The Fed is adjusting the pace of rate cuts to a range that will neither suppress nor boost the economy, a so-called “rate cut.” “neutral” rate. With recent data showing stubborn inflation, Fed officials said they would cut interest rates more slowly than previously expected.

“In considering the extent and timing of additional adjustments to the federal funds rate target range, the Committee will carefully evaluate incoming data, the evolving outlook, and the balance of risks,” the committee said in a statement in November. Except for the addition of the phrase “scope and timing.”

Still aiming for a soft landing

The rate cut is the latest move by the Fed in its efforts to provide a “soft landing” for the economy from the high inflation that surged in late 2021 and early 2022. The purpose of high interest rates is to discourage borrowing and cool the economy. Risks of economic recession and mass layoffs.

The Fed began cutting interest rates in September as inflation fell toward the Fed’s 2% annual target and the job market slowed. The job cuts are intended to make recruitment more affordable for employers and stop the recent decline in job vacancies from increasing unemployment.

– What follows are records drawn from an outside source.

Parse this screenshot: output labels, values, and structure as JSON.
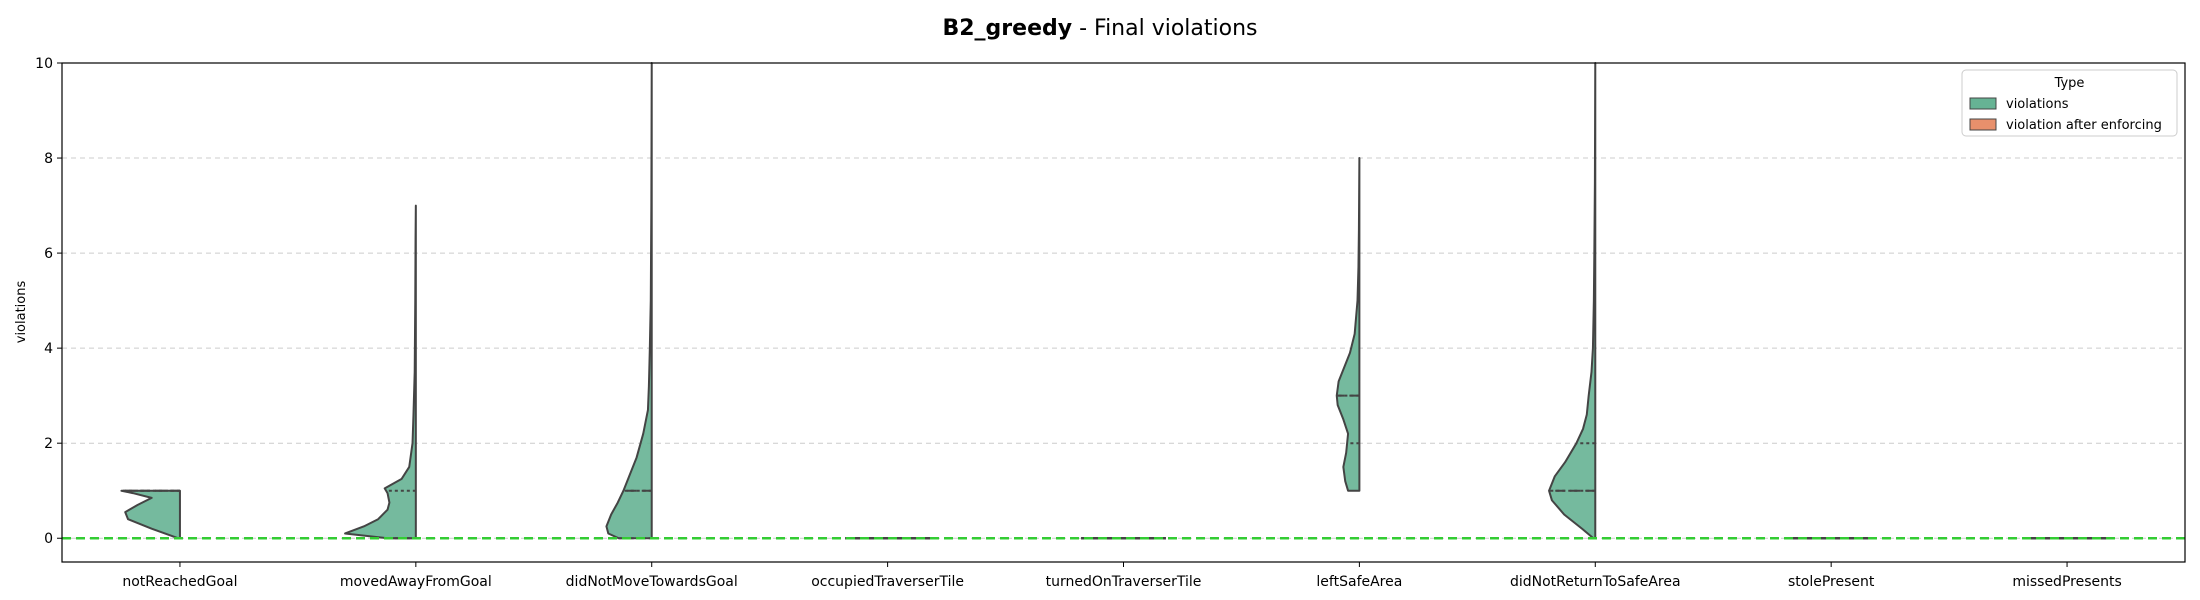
{
  "chart_data": {
    "type": "violin",
    "title_bold": "B2_greedy",
    "title_rest": " - Final violations",
    "xlabel": "",
    "ylabel": "violations",
    "ylim": [
      -0.5,
      10
    ],
    "yticks": [
      0,
      2,
      4,
      6,
      8,
      10
    ],
    "grid": "y-dashed",
    "reference_line": {
      "y": 0,
      "color": "#33cc33"
    },
    "legend": {
      "title": "Type",
      "placement": "top-right",
      "entries": [
        {
          "name": "violations",
          "color": "#66b394"
        },
        {
          "name": "violation after enforcing",
          "color": "#e8906c"
        }
      ]
    },
    "categories": [
      "notReachedGoal",
      "movedAwayFromGoal",
      "didNotMoveTowardsGoal",
      "occupiedTraverserTile",
      "turnedOnTraverserTile",
      "leftSafeArea",
      "didNotReturnToSafeArea",
      "stolePresent",
      "missedPresents"
    ],
    "series": [
      {
        "name": "violations",
        "side": "left",
        "color": "#66b394",
        "violins": [
          {
            "range": [
              0,
              1
            ],
            "q1": 0,
            "median": 1,
            "q3": 1,
            "profile": [
              [
                0,
                0.02
              ],
              [
                0.2,
                0.3
              ],
              [
                0.4,
                0.55
              ],
              [
                0.55,
                0.58
              ],
              [
                0.7,
                0.45
              ],
              [
                0.85,
                0.3
              ],
              [
                0.95,
                0.5
              ],
              [
                1,
                0.62
              ]
            ]
          },
          {
            "range": [
              0,
              7
            ],
            "q1": 0,
            "median": 0,
            "q3": 1,
            "profile": [
              [
                0,
                0.3
              ],
              [
                0.1,
                0.75
              ],
              [
                0.25,
                0.55
              ],
              [
                0.4,
                0.4
              ],
              [
                0.5,
                0.35
              ],
              [
                0.6,
                0.3
              ],
              [
                0.75,
                0.28
              ],
              [
                0.95,
                0.3
              ],
              [
                1.05,
                0.33
              ],
              [
                1.25,
                0.15
              ],
              [
                1.5,
                0.07
              ],
              [
                2,
                0.035
              ],
              [
                2.6,
                0.025
              ],
              [
                3.5,
                0.012
              ],
              [
                5,
                0.006
              ],
              [
                6.3,
                0.003
              ],
              [
                7,
                0
              ]
            ]
          },
          {
            "range": [
              0,
              10
            ],
            "q1": 0,
            "median": 1,
            "q3": 1,
            "profile": [
              [
                0,
                0.35
              ],
              [
                0.1,
                0.46
              ],
              [
                0.25,
                0.48
              ],
              [
                0.5,
                0.43
              ],
              [
                0.75,
                0.36
              ],
              [
                1,
                0.3
              ],
              [
                1.3,
                0.24
              ],
              [
                1.7,
                0.16
              ],
              [
                2.2,
                0.09
              ],
              [
                2.7,
                0.04
              ],
              [
                3.2,
                0.03
              ],
              [
                4,
                0.02
              ],
              [
                5,
                0.01
              ],
              [
                7,
                0.004
              ],
              [
                10,
                0
              ]
            ]
          },
          {
            "range": [
              0,
              0
            ],
            "q1": 0,
            "median": 0,
            "q3": 0,
            "profile": []
          },
          {
            "range": [
              0,
              0
            ],
            "q1": 0,
            "median": 0,
            "q3": 0,
            "profile": []
          },
          {
            "range": [
              1,
              8
            ],
            "q1": 2,
            "median": 3,
            "q3": 3,
            "profile": [
              [
                1,
                0.12
              ],
              [
                1.2,
                0.15
              ],
              [
                1.5,
                0.17
              ],
              [
                1.8,
                0.14
              ],
              [
                2.2,
                0.12
              ],
              [
                2.5,
                0.17
              ],
              [
                2.8,
                0.23
              ],
              [
                3,
                0.24
              ],
              [
                3.3,
                0.22
              ],
              [
                3.6,
                0.16
              ],
              [
                3.9,
                0.1
              ],
              [
                4.3,
                0.05
              ],
              [
                5,
                0.02
              ],
              [
                5.7,
                0.01
              ],
              [
                6.5,
                0.005
              ],
              [
                8,
                0
              ]
            ]
          },
          {
            "range": [
              0,
              10
            ],
            "q1": 1,
            "median": 1,
            "q3": 2,
            "profile": [
              [
                0,
                0.02
              ],
              [
                0.2,
                0.14
              ],
              [
                0.5,
                0.33
              ],
              [
                0.8,
                0.46
              ],
              [
                1,
                0.49
              ],
              [
                1.3,
                0.43
              ],
              [
                1.6,
                0.32
              ],
              [
                2,
                0.2
              ],
              [
                2.3,
                0.13
              ],
              [
                2.6,
                0.09
              ],
              [
                3,
                0.07
              ],
              [
                3.5,
                0.04
              ],
              [
                4,
                0.025
              ],
              [
                5,
                0.015
              ],
              [
                6,
                0.01
              ],
              [
                7.5,
                0.004
              ],
              [
                10,
                0
              ]
            ]
          },
          {
            "range": [
              0,
              0
            ],
            "q1": 0,
            "median": 0,
            "q3": 0,
            "profile": []
          },
          {
            "range": [
              0,
              0
            ],
            "q1": 0,
            "median": 0,
            "q3": 0,
            "profile": []
          }
        ]
      },
      {
        "name": "violation after enforcing",
        "side": "right",
        "color": "#e8906c",
        "violins": [
          {
            "range": [
              0,
              0
            ],
            "profile": []
          },
          {
            "range": [
              0,
              0
            ],
            "profile": []
          },
          {
            "range": [
              0,
              0
            ],
            "profile": []
          },
          {
            "range": [
              0,
              0
            ],
            "profile": []
          },
          {
            "range": [
              0,
              0
            ],
            "profile": []
          },
          {
            "range": [
              0,
              0
            ],
            "profile": []
          },
          {
            "range": [
              0,
              0
            ],
            "profile": []
          },
          {
            "range": [
              0,
              0
            ],
            "profile": []
          },
          {
            "range": [
              0,
              0
            ],
            "profile": []
          }
        ]
      }
    ]
  }
}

recent, Progress against inflation stallsprompting Fed officials to scale back their expectations for future interest rate cuts. One member of the Fed’s 12-member Open Market Committee even expressed disapproval of Wednesday’s decision to cut interest rates.

Cleveland Fed President Beth Hammack voted against cutting interest rates. This is the second time this year that Fed Governor Michelle Bowman has dissented, after she voted in September against a 50-basis-point cut than usual, preferring a 25-basis-point cut.